Comment by eridius

8 years ago

Ragel shares part of the blame. Why did it use a strict equality check when it could have trivially done a >=?

12 comments

eridius

Even a >= check would have been suboptimal. Rather than

    /* generated code */
    if ( ++p == pe )
        goto _test_eof;

    /* generated code */
    if ( ++p >= pe )
        goto _test_eof;

they should have had

    /* generated code */
    if ( ++p == pe )
        goto _test_eof;
    assert(p < pe);

since having servers core dumping would have drawn attention to the bug in a way that counting one byte too many and then hitting _test_eof would not.

Scaevolus 8 years ago
Some assert() macros are disabled on release builds, so that's not exactly safe either.
- cperciva 8 years ago
  
  True, but I'd hope that NDEBUG is now widely recognized as being a horrible misfeature.
  
  1 reply →

arestor 8 years ago

It's C. If you have an array, you may only compare to one element behind the last. Everything else is undefined behavior. So a compiler may just "optimize" your >= to ==.

eridius 8 years ago
No it won't. It's using pointers, not array indices. The compiler has no possible way of knowing that `pe` is the one-past-the-end address.
- arestor 8 years ago
  
  It's still UB. The array could potentially be at the end of the address space...
  
  1 reply →
vbernat 8 years ago

It's not an array. It's inside a large buffer allocated by nginx.

pepve 8 years ago

That's a great defensive technique. But even when you do that, the underlying bug should still be fixed. I don't think the equality operator is the underlying bug.

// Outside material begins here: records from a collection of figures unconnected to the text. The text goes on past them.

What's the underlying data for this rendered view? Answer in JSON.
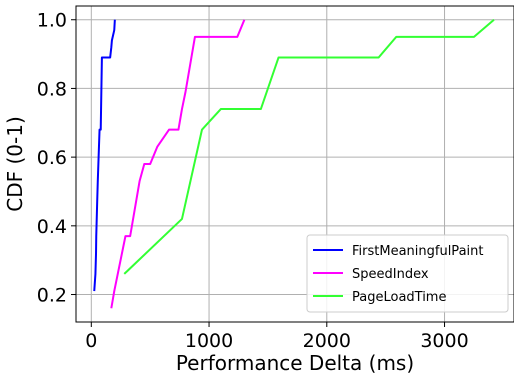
{
  "chart_data": {
    "type": "line",
    "xlabel": "Performance Delta (ms)",
    "ylabel": "CDF (0-1)",
    "xlim": [
      -130,
      3590
    ],
    "ylim": [
      0.12,
      1.04
    ],
    "xticks": [
      0,
      1000,
      2000,
      3000
    ],
    "xtick_labels": [
      "0",
      "1000",
      "2000",
      "3000"
    ],
    "yticks": [
      0.2,
      0.4,
      0.6,
      0.8,
      1.0
    ],
    "ytick_labels": [
      "0.2",
      "0.4",
      "0.6",
      "0.8",
      "1.0"
    ],
    "grid": true,
    "legend_position": "bottom-right",
    "series": [
      {
        "name": "FirstMeaningfulPaint",
        "color": "#0000ff",
        "x": [
          25,
          35,
          40,
          42,
          50,
          55,
          60,
          65,
          70,
          80,
          90,
          160,
          170,
          175,
          195,
          200
        ],
        "y": [
          0.21,
          0.26,
          0.32,
          0.37,
          0.47,
          0.53,
          0.58,
          0.63,
          0.68,
          0.68,
          0.89,
          0.89,
          0.92,
          0.94,
          0.97,
          1.0
        ]
      },
      {
        "name": "SpeedIndex",
        "color": "#ff00ff",
        "x": [
          170,
          195,
          290,
          330,
          410,
          450,
          500,
          560,
          660,
          740,
          770,
          800,
          880,
          1240,
          1300
        ],
        "y": [
          0.16,
          0.21,
          0.37,
          0.37,
          0.53,
          0.58,
          0.58,
          0.63,
          0.68,
          0.68,
          0.74,
          0.79,
          0.95,
          0.95,
          1.0
        ]
      },
      {
        "name": "PageLoadTime",
        "color": "#33ff33",
        "x": [
          280,
          770,
          940,
          1100,
          1440,
          1590,
          2440,
          2590,
          3250,
          3420
        ],
        "y": [
          0.26,
          0.42,
          0.68,
          0.74,
          0.74,
          0.89,
          0.89,
          0.95,
          0.95,
          1.0
        ]
      }
    ]
  }
}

Consecutive pointer increments without a bounds check in between sounds like a bug to me. But I don't really know Ragel, and perhaps the compiler doesn't have enough information to determine this is what's happening.

zzzcpan 8 years ago

Ragel is a low-level tool, it doesn't operate on bounds-checkable abstractions. But it does allow you to specify how to get the character, where you can do bounds-checking, if you need.

andrewf 8 years ago

Speculation: people may want to use Ragel-generated code in C++, where strict equality checks are idiomatic. p may be an iterator instead of a raw pointer. >= can be absent, or slower than ==.